Join the ‘Daybreakers’ Cult… While You Can

We all have our personal little movie gems, those mostly forgotten films you love to pass on to your friends, hoping they’ll dig them too. Those movies you love to love and love even more knowing that not everyone loves them or even heard of them, much less heard of cool people like you loving them. Well, here’s your chance to be on the ground floor of a future cult classic and avoid ending up as the one who discovers a film four years after the fact only to pretend you were pimping it from day one.

Go see Daybreakers. Soon. It opened at the box-office with a decent $15 million and one week later it’s no longer in the top ten. So, it’ll vanish from your friendly neighborhood movie theater real quick-like, if it hasn’t already. A real shame. It’s the best movie I’ve seen this year. Okay, it’s the only movie I’ve seen this year so far. But whose counting anyways?

It’s good. Not brilliant. Not a masterpiece. It’s simply good, which actually makes it more endearing. You can accept the flaws and revel in the good stuff.

The Spierig Brothers took the ancient zombies-have-inherited-the-Earth premise and swapped out the brain-eating walking dead with the blood-sucking walking dead, which remarkably feels like an original idea. But I may be mistaken. The idea seems so DUH that someone had to have done it before. Right? Maybe not. I digress.

It’s 2019. Humans are nearly extinct. Vampires own the world. But really, life isn’t too much different except everyone works the night shift and prefers blood in their coffee rather than creamer. Yet, since vampires have turned just about everybody into sun-hating fang mouths, blood is running out. As fate would have it, when vamps go on a bloodless diet they morph into that dude from Robocop who takes a bath in toxic waste, only with wings and claws and worse breath I presume.

Ethan Hawke plays a self-loathing vampire hematologist searching for a blood substitute. Sam Neill is his evil corporate boss. Willem Dafoe rounds out the big names in the cast as a human-turned-vampire-turned-back-to-human vampire killing Jesus figure… named Elvis (I want a “Team Elvis” t-shirt if anyone is inclined to create one… Mondo?).

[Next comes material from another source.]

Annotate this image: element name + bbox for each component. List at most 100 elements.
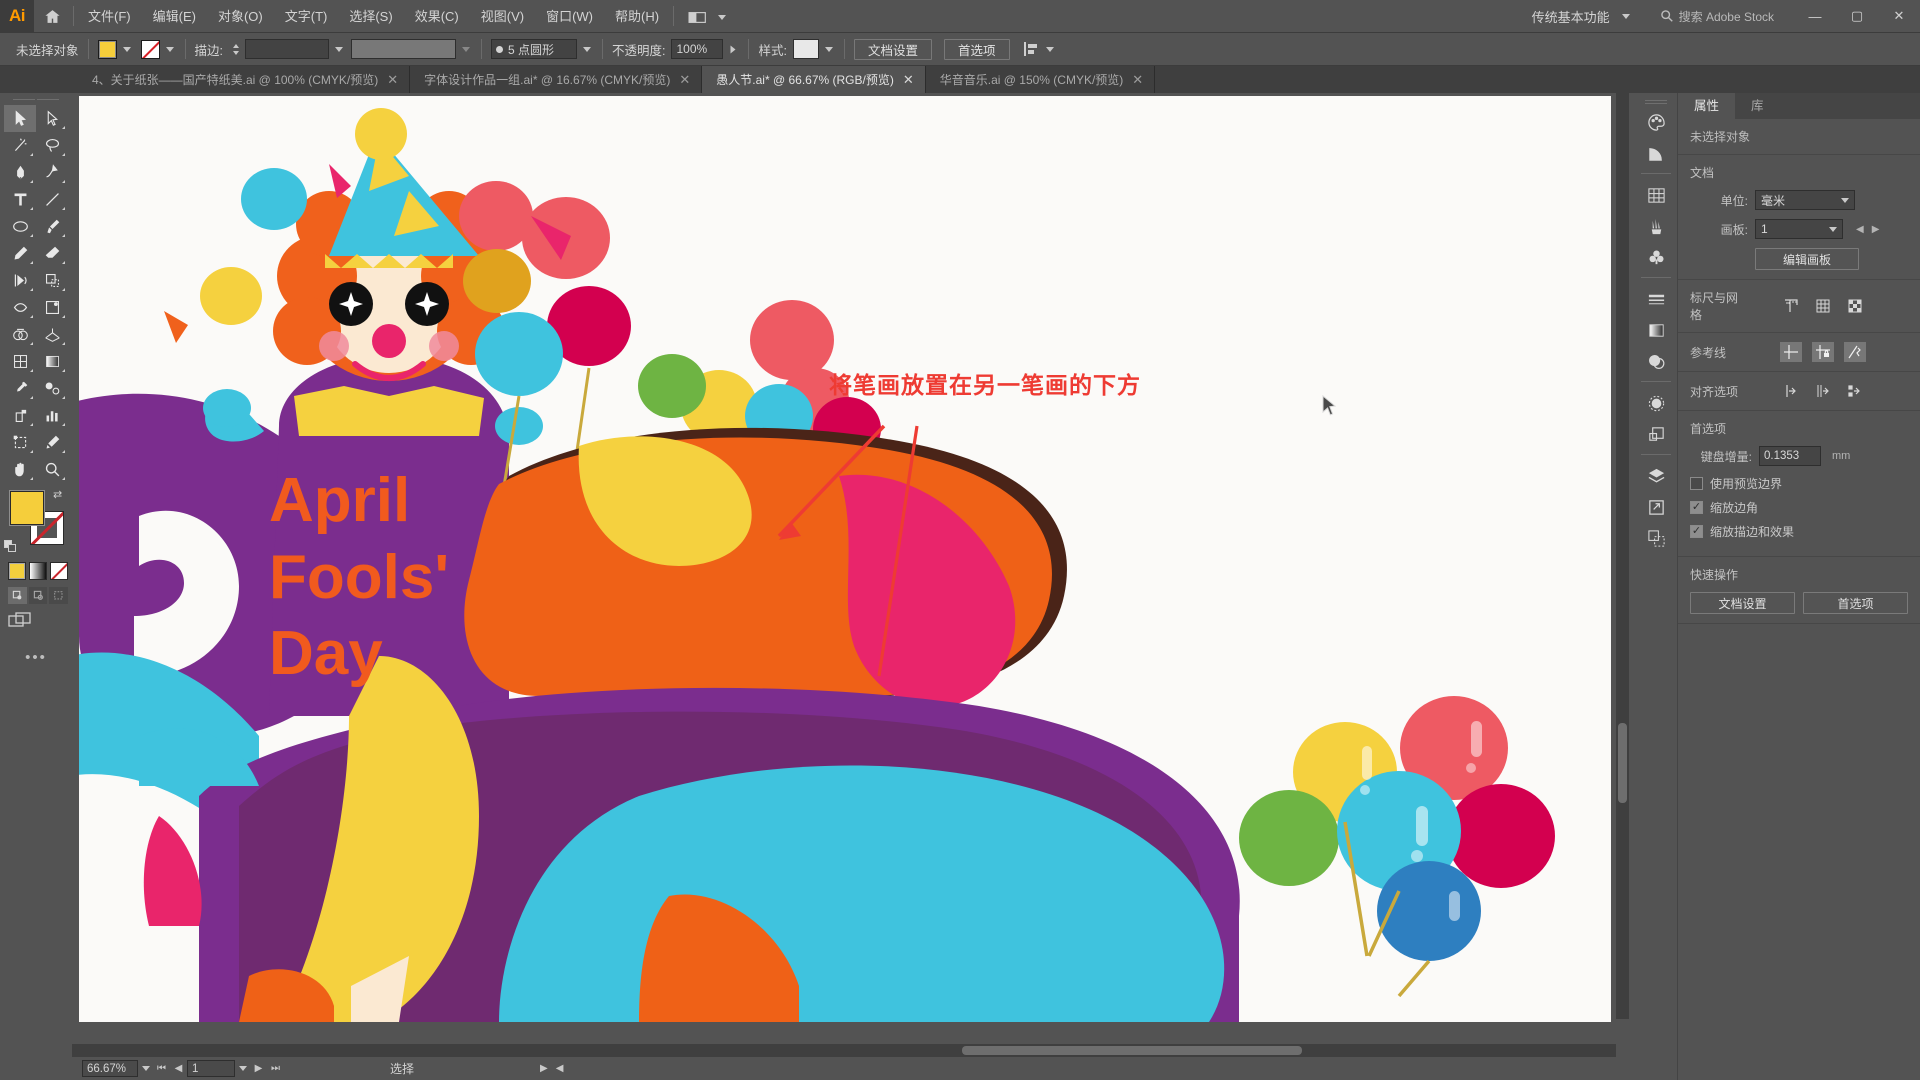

Dafoe and Hawke team up to cure vampirism and corporate greed and all that bullshit. Nothing new there. Yet, the film works on an allegorical level about the depletion of natural resources and how that’ll eventually force the collapse of law and order and personal hygiene. It’s like Avatar with vampires instead of blue aliens. Okay not exactly, but they both roll out a similar tree-hugging message.

The film’s premise is interesting. The plot doesn’t break brain vessels by insulting your intelligence. And it’s no surprise that a fine cast of actors turn in solid performances. That’s a great foundation. The Spierig Brothers build upon it by delivering some nifty action beats exploding with ludicrous squibs all wrapped up in atmospheric visuals that never feel overtly derivative.

It’s a slick film. And between its genre, superb execution and the all-around cool factor it exhibits, Daybreakers has the makings to find its footing on home video. Fantastic. As long as it finds an audience someday, I’m happy. Yet, if you get a chance now, see Daybreakers in the theater. Tell your friends. Let the cult join you this time around.

NOTE: The Goods” is a new regular mini-column focusing on, well, good stuff, whether it be nifty news, or finding the sunshine in otherwise bad things, or just pointing out something really cool like an interesting movie poster, little seen film, or viral video. This is a column attempting to add a slight bit of counter-balance to the boring sourness the Internet radiates. That’s not saying this column discourages robust debate on its topics. In fact, just the opposite. If you disagree with anything, say so. We just hope you do it in a civil, thoughtful manner.